Sean C Morgan
Sweet Home High School students are filling classes for next school year that will allow them to work on products from design through production.
Business teacher Ammon Mills has taken delivery of a new laser cutter and a new 9-foot printer, along with new computer monitors, to start a new career and technical education program. The district has ordered new computers and desks for the program.
The district is funding the new equipment with Measure 98 funds. Voters approved the measure in November 2016, directing funding to programs that improve progress toward graduation beginning with the ninth grade, improve graduation rates and improve high school graduates’ college and career readiness. Funding is targeted toward dropout prevention, Career Technical Education programs and college-level education opportunities.
“It’s one of our Measure 98 approaches to increasing graduation and reducing dropouts,” said Principal Ralph Brown.
“Just like with the forestry program, the emphasis is to get their hands (busy) in skill-based learning,” said Kristin Adams, SHHS Measure 98 success coordinator. The goal is for students to leave high school with skills and something to offer employers.
In the new program, students will work with industry-standard software and hardware, Adams said. Even if students don’t go into related careers, the program will give them skills that can help them through college, for example, preparing presentations in their classes.
“The CTE designation is product development,” said Mills. It consists of six classes offered throughout the year: Marketing I, Marketing II, Entrepreneurship, Computer-Aided Drafting, Introduction to Engineering and Product Design.
Much of the program has already existed, but Mills has earned CTE certification and two classes, Introduction to Engineering and Product Design, are being introduced.
The classes are spread out across the three trimesters of the school year.
“All of them are at least sophomore level, and a couple of them are junior and senior,” Mills said. Throughout the program, students will design and produce products that ultimately will be for sale.
The program has the equipment to make shirts, hats and apparel, Mills said.
“They’ll design something, and they’ll actually produce it, actually bringing it to life,” Adams said. They’ll be able to do everything themselves.
One SHHS graduate, Gavin Redick, has already done this, and years later, he continues to market his own branded apparel, Mills said. And a couple of seniors this year have been developing their own.
The laser cutter and engraver went into the classroom last week, and Mills’ students have already used it extensively, building a wooden dice rolling tower – the dice go in the top, roll around as they fall inside the box and exit at the bottom. Students also created six-sided cardboard dice for use in the tower.

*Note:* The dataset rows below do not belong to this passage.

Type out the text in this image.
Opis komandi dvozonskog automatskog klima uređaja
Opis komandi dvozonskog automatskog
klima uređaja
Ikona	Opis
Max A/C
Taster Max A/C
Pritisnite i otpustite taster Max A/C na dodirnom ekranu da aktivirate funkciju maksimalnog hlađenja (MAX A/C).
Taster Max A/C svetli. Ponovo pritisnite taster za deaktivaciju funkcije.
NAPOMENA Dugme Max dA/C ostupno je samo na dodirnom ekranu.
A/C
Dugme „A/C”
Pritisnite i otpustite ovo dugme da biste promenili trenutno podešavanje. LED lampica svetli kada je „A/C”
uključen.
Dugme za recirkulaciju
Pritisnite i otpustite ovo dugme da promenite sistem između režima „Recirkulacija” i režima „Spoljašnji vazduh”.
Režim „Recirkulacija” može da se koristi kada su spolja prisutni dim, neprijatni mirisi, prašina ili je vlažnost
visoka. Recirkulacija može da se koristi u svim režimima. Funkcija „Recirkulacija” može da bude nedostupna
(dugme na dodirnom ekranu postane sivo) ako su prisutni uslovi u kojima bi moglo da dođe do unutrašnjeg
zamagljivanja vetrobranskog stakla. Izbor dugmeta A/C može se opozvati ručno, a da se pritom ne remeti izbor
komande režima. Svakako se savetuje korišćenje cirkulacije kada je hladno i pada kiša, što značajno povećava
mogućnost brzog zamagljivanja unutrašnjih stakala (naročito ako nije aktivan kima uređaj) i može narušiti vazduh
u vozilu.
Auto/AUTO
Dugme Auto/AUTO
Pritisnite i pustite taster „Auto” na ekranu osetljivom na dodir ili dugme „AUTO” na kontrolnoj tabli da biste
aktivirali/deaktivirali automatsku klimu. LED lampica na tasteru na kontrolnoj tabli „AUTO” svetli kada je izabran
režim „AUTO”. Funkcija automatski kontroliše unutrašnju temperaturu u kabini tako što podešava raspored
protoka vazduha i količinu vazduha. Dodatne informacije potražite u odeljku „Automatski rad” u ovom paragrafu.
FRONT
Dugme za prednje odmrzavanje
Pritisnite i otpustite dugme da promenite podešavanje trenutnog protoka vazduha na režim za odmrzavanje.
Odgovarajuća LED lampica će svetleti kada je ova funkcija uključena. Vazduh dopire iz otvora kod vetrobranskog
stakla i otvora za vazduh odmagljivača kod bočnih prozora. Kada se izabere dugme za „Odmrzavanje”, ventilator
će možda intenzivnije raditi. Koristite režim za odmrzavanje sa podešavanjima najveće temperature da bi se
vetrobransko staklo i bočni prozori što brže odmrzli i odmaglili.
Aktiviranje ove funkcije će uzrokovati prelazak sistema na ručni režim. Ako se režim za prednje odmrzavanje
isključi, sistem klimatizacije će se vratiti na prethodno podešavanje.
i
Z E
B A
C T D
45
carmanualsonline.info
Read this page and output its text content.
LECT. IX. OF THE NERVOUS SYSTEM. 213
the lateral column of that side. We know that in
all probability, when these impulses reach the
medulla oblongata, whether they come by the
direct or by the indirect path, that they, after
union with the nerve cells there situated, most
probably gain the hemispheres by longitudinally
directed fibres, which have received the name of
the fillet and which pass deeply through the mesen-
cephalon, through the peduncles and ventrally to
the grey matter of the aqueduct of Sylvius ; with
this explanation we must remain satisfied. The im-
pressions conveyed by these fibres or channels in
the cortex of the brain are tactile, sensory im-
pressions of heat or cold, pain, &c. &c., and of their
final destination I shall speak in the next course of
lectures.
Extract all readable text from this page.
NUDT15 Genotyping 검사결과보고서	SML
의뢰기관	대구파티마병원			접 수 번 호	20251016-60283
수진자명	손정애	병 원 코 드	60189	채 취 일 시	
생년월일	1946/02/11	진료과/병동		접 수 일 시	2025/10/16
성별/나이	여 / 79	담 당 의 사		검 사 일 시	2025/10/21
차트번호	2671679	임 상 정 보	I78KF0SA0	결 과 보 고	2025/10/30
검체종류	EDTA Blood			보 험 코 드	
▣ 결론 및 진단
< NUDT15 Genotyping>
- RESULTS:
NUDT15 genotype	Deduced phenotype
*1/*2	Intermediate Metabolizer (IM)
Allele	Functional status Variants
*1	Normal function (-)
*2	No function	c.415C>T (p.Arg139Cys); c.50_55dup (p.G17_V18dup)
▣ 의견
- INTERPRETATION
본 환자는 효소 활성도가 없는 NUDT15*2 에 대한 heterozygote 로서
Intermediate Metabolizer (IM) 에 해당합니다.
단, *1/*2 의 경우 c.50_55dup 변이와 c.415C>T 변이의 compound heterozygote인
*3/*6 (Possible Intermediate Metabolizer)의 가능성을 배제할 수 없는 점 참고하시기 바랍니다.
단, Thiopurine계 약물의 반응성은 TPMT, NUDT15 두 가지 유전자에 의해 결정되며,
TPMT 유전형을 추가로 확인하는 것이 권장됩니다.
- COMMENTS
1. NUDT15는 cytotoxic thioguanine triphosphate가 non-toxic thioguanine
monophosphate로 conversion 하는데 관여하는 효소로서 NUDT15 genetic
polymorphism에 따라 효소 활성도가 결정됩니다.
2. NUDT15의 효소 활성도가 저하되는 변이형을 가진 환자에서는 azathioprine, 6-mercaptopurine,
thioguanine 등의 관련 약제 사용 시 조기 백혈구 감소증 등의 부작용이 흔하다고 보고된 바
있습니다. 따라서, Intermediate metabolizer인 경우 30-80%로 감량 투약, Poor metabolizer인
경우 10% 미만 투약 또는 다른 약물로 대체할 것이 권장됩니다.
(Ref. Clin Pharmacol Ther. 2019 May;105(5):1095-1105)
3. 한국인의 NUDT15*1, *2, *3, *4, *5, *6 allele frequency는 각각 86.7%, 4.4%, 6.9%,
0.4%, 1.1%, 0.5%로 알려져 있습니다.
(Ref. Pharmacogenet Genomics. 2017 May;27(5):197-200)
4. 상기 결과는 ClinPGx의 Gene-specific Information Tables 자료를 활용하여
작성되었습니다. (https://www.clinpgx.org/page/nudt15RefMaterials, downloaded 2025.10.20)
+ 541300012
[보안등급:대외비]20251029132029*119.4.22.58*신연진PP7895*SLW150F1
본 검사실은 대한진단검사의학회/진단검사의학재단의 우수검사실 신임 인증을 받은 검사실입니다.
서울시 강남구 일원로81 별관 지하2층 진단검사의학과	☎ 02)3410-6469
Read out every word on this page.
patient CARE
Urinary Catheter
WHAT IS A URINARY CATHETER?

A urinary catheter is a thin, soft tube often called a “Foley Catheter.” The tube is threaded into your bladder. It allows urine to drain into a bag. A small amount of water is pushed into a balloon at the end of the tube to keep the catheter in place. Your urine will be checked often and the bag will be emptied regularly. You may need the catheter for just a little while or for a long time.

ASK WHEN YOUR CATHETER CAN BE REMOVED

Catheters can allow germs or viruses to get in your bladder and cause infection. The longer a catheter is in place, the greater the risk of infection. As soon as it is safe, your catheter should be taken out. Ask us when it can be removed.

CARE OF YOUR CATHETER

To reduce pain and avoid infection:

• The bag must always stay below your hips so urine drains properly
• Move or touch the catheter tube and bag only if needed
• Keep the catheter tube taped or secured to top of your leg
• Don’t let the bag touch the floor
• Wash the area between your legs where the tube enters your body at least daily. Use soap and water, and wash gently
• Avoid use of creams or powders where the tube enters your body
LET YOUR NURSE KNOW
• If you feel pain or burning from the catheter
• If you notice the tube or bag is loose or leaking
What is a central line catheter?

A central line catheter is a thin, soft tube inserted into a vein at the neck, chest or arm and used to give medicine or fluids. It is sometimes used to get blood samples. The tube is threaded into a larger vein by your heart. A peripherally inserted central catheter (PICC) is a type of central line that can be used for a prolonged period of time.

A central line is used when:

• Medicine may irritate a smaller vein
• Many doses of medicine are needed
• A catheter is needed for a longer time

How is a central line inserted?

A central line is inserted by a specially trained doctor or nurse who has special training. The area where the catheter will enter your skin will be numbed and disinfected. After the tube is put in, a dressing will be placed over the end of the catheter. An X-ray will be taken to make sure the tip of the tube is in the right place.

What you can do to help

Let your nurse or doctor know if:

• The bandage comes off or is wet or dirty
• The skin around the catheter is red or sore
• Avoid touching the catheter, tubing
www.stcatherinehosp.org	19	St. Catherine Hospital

They’ve been etching designs onto wooden rounds, and they’ve been busy etching their own designs into ornaments for the national Christmas tree.
The designs are good too, Brown said. He thought they were stock images taken from the Internet and was surprised to learn that students designed the images themselves.
“I was just blown away,” he said. “They were really good. They looked like something you’d see in clip art.”
The program can make banners and posters, and it has a vinyl cutter, allowing students to design vinyl decals.
“I’m just really happy that we have this opportunity for kids.”
Mills said the current computers are 5 to 6 years old, and the new computers, using Intel i7 processors and GTX 1070 graphics cards, are needed to operate current CAD and graphics software.
“Kids involved in CTE classes graduate at a higher level than kids who are not in CTE classes,” Brown said, and Mills is endorsed for CTE and for college preparation classes.
“I think my main goal is to keep kids more interested,” Mills said. “They’re hands-on. They’re making stuff.”
Similar to a wood shop class, he added, “They see the results instantly.”
Students apply what they learn in other classes, such as math, Mills said. In work with CAD, they have to apply geometry.
“I tried to base it on what students have said they want to do and what students have done,” Mills said. “It should do well, I think.”
“It’s a different type of CTE, a different side,” Brown said.
He hopes it will attract more students to CTE than have traditionally taken those classes.
“It’s exciting. It’s one of those thoughtful decisions to invest the Measure 98 funds in Ammon’s program. It’s opening up more opportunities for our kids.”
From marketing to engineering, CTE is “a profession that’s in demand,” said district Supt. Tom Yahraes. It mixes ingenuity and creativity, and “I think it makes learning more relevant and applicable.”
“Mr. Mills is absolutely the right person for that job in our school,” Brown said. “He’s only had the machine a short period of time, and he’s already producing something. He got it out of the box and kind of just got it fired up.”